What is the root cause of this crisis?
The root cause of this crisis is not the corruption of the Thaksin government in the past. It isn’t about vote-buying, good governance, civil rights or the rule of law. Politicians of all parties, including the Democrats, are known to buy votes. The elites, whether politicians, civil servants or the military, have a history of gross corruption. Even when they don’t break the law, they have become rich on the backs of Thai workers and small farmers. The Democrat Party is stuffed with such millionaires.

Ironically, the Thai Rak Thai party was helping to reduce the importance of vote-buying because it was the first party in decades to have real policies which were beneficial to the poor. They introduced a universal health care scheme and Keynesian village funds. People voted on the basis of such policies. The Democrats and the conservative elites hate the alliance between Thaksin’s business party and the poor. They hate the idea that a government was using public funds to improve the lives of the poor. This is why the anti-government alliance is against democracy. The PAD have suggested reducing the number of elected MPs and a recipe to do away with the principle of “one person one vote”. So the root cause of the problem is the conservative elite’s contempt for the poor and their contempt for democracy. They are prepared to break the law when it suits them.

What is the solution?
Business leaders and the royalist elites are demanding an un-elected national government. The Democrat Party leader has “volunteered” to provide the Prime Minister! Such a national government would complete the judicial coup for the rich. It would be a victory for the PAD and a defeat for the electorate.

The Red Shirts, who are organized by government politicians, are the only hope for Thai democracy. They have now become a genuine pro-democracy mass movement of the poor. This is what is meant by “civil society”, not the PAD fascists. Thai academia fails to grasp this basic fact. But the Red Shirts are not a pure force. Many have illusions about ex-Prime Minister Thaksin. They overlook his gross abuse of human rights in the south and the war on drugs, in which hundreds of people were shot as drug dealers without arrest, trial or proof. But these human rights issues are also totally ignored by the PAD and their friends.
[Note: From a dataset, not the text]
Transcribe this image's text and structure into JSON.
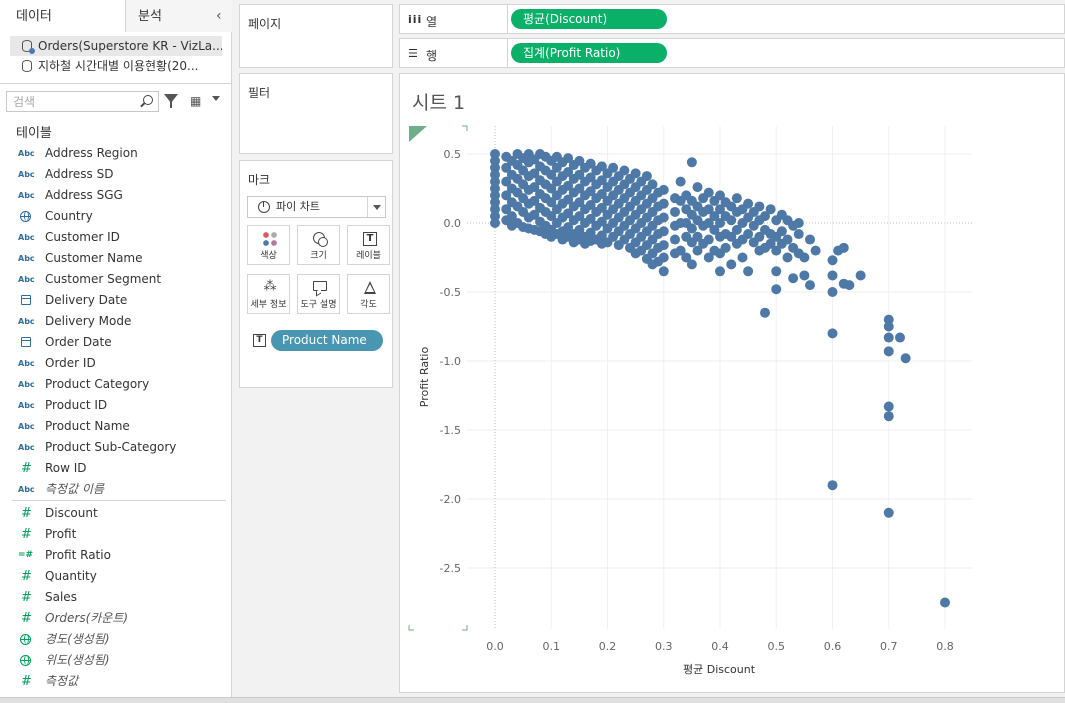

Throughout this three-year crisis, the majority of the Thai NGO movement (especially the NGO-Coordinating Committee) has failed to support democracy. Many welcomed the 2006 military coup. Many supported the military constitution. Now they are either silent or are echoing the demands of the army chief, who said last week that the government should resign.

At no point have they attempted to build a pro-democracy social movement. Many believe that the poor are “uneducated and lack enough information to vote”. The honorable examples are the Midnight University in Chiang-Mai, some sections of the labour movement, groups of new generation NGO activists and Turn Left.

The economic crisis
Millions of jobs are being destroyed by the world economic crisis and the unrest in Thai society. People are being driven back into poverty. Yet the Democrat Party, the military, the conservative elites and the mainstream NGO movement do not have a clue or do not care one jot about the necessary policies to defend the living standards of the poor. They chant about the King’s Sufficiency Economy and the need for fiscal discipline. In other words, the poor must trim their spending and learn to live with their poverty while the rich continue to live in luxury.

We desperately need massive government spending on infrastructure, job protection and a serious expansion of welfare. The value-added tax should be reduced or abolished and higher direct taxes should be levied on all the rich elites without exception. The bloated military budget should be cut. Wages should be raised among workers. Poor farmers should be protected. This will only happen in a climate of genuine democracy. This is why we must oppose this second “coup for the rich”.

Giles Ji Ungpakorn is an associate professor at the Faculty of Political Science, Chulalongkorn University in Bangkok. He regularly comments on Thai affairs.